Utah scientists recently discovered a bee species that only collects food from death camas, a toxic flowering plant. This is the only known species that can collect pollen or nectar from death camas, which means it is the only known pollinator for this unique species.
“The name of the bee is Andrena astragali. It turns out this bee goes to no other flowering plant than death camas for all of its pollen and nectar needs, throughout its range," said Dr. James Cane, a researcher at the USDA Agricultural Resource Service in Logan.
Cane recently discovered a unique relationship between a Utah bee species and the toxic plant.
“All other bees that go to death camas, as much as we know, including honey bees, it’s toxic,” he said.
The relationship between this bee and plant is an example of evolutionary specialization, which is very rare in the case of toxic plants.
“This will be one of the very few examples that shows that occasionally there are flowering plants that have pollen and nectar that is toxic to most bees, but for which one bee, it enforces it’s specialization,” he said.

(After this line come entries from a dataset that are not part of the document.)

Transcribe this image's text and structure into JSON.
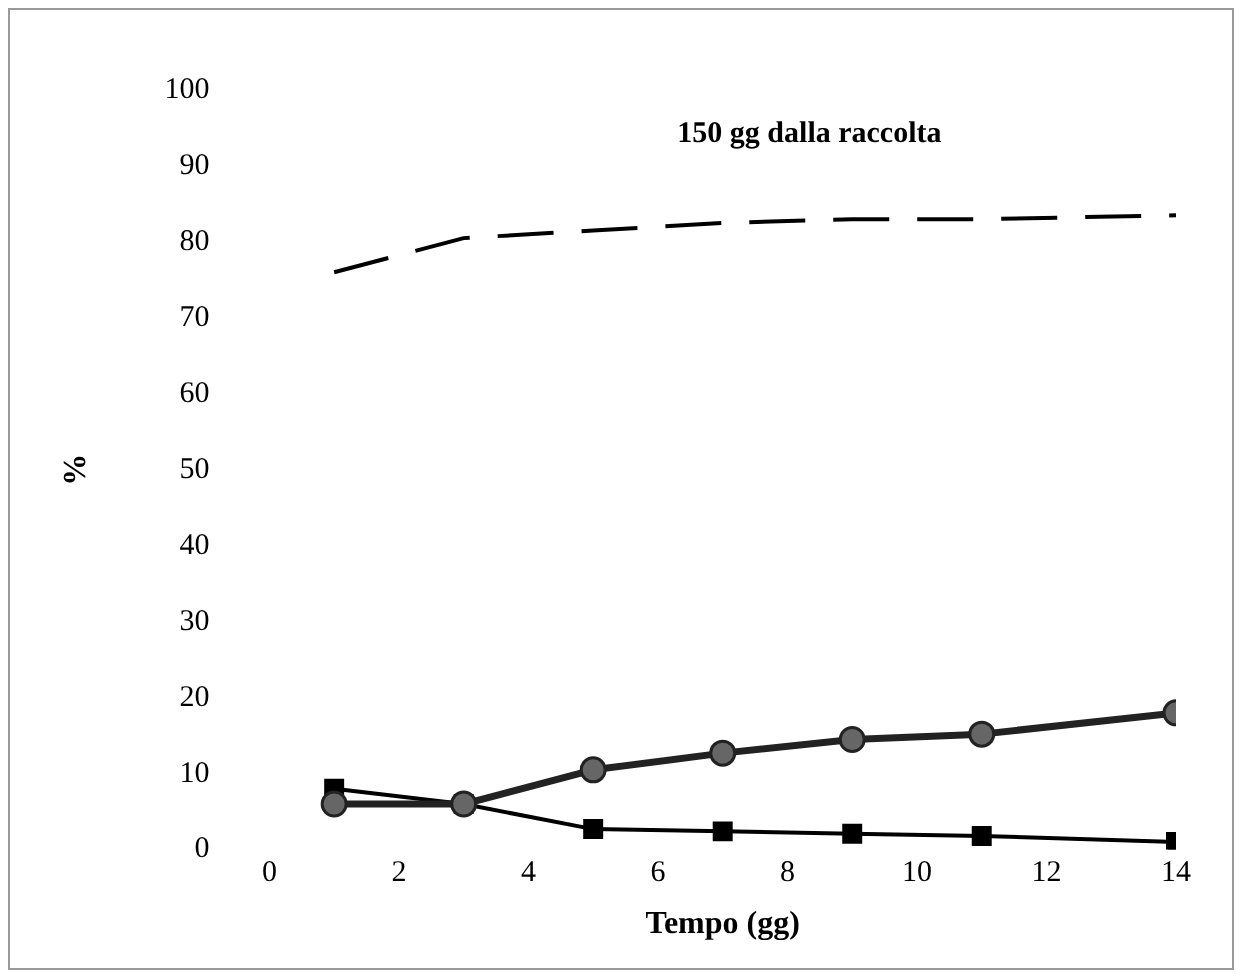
{
  "chart_data": {
    "type": "line",
    "xlabel": "Tempo (gg)",
    "ylabel": "%",
    "x": [
      1,
      3,
      5,
      7,
      9,
      11,
      14
    ],
    "series": [
      {
        "color": "#222222",
        "marker": "circle",
        "line_style": "solid",
        "values": [
          6,
          6,
          10.5,
          12.7,
          14.5,
          15.2,
          18
        ]
      },
      {
        "color": "#000000",
        "marker": "square",
        "line_style": "solid",
        "values": [
          8,
          6,
          2.7,
          2.4,
          2.1,
          1.8,
          1
        ]
      },
      {
        "color": "#000000",
        "marker": "none",
        "line_style": "dashed",
        "values": [
          76,
          80.5,
          81.5,
          82.5,
          83,
          83,
          83.5
        ]
      }
    ],
    "annotations": [
      "150 gg dalla raccolta"
    ],
    "xlim": [
      0,
      14
    ],
    "xticks": [
      0,
      2,
      4,
      6,
      8,
      10,
      12,
      14
    ],
    "ylim": [
      0,
      100
    ],
    "yticks": [
      0,
      10,
      20,
      30,
      40,
      50,
      60,
      70,
      80,
      90,
      100
    ],
    "grid": false,
    "legend": false
  }
}
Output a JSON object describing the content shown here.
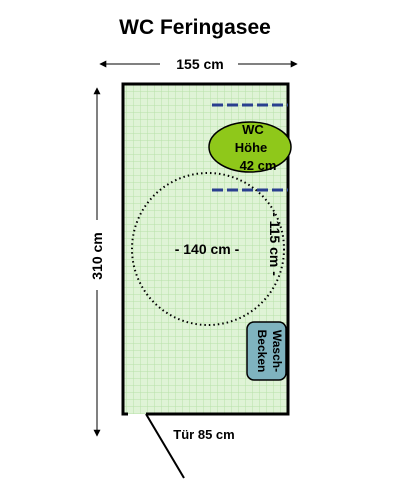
{
  "title": "WC Feringasee",
  "dimensions": {
    "width_label": "155 cm",
    "height_label": "310 cm",
    "door_label": "Tür 85 cm",
    "turning_circle_label": "- 140 cm -",
    "side_depth_label": "- 115 cm -"
  },
  "toilet": {
    "line1": "WC",
    "line2": "Höhe",
    "line3": "42 cm"
  },
  "sink": {
    "line1": "Wasch-",
    "line2": "Becken"
  },
  "colors": {
    "floor": "#dff3d6",
    "tile_grid": "#b7e0a8",
    "toilet": "#8fc81a",
    "sink": "#7fb3bf",
    "handrail": "#2a3f8f",
    "wall": "#000000"
  }
}
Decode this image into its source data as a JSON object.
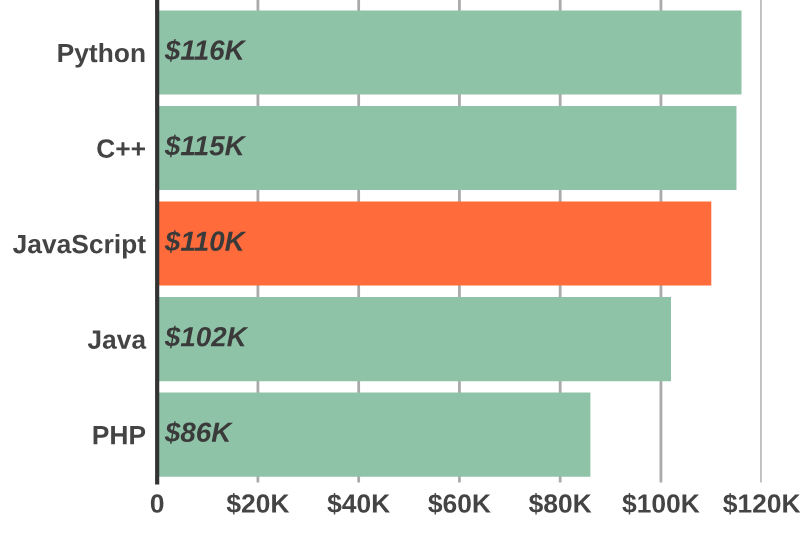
{
  "chart_data": {
    "type": "bar",
    "orientation": "horizontal",
    "categories": [
      "Python",
      "C++",
      "JavaScript",
      "Java",
      "PHP"
    ],
    "values": [
      116,
      115,
      110,
      102,
      86
    ],
    "colors": [
      "#8fc3a8",
      "#8fc3a8",
      "#ff6b3b",
      "#8fc3a8",
      "#8fc3a8"
    ],
    "value_labels": [
      "$116K",
      "$115K",
      "$110K",
      "$102K",
      "$86K"
    ],
    "xlim": [
      0,
      120
    ],
    "xticks": [
      0,
      {
        "value": 20,
        "label": "$20K"
      },
      {
        "value": 40,
        "label": "$40K"
      },
      {
        "value": 60,
        "label": "$60K"
      },
      {
        "value": 80,
        "label": "$80K"
      },
      {
        "value": 100,
        "label": "$100K"
      },
      {
        "value": 120,
        "label": "$120K"
      }
    ],
    "grid": "x",
    "legend": false
  }
}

The toxicity of death camas sometimes impacts honey producers when other food sources are scarce.
“Bee keepers have a problem on rare occasions with this plant, because it can bloom pretty well and if they have their bees out in nature in a spring in which there’s very little else in bloom, they will use death camas because they’re hungry," Cane said. "Bee keepers have reported that they’ve seen lots of dead honey bees under their hives under those circumstances.”
Dr. Cane’s research into why this relationship evolved and how it affects other bee pollinator species is ongoing.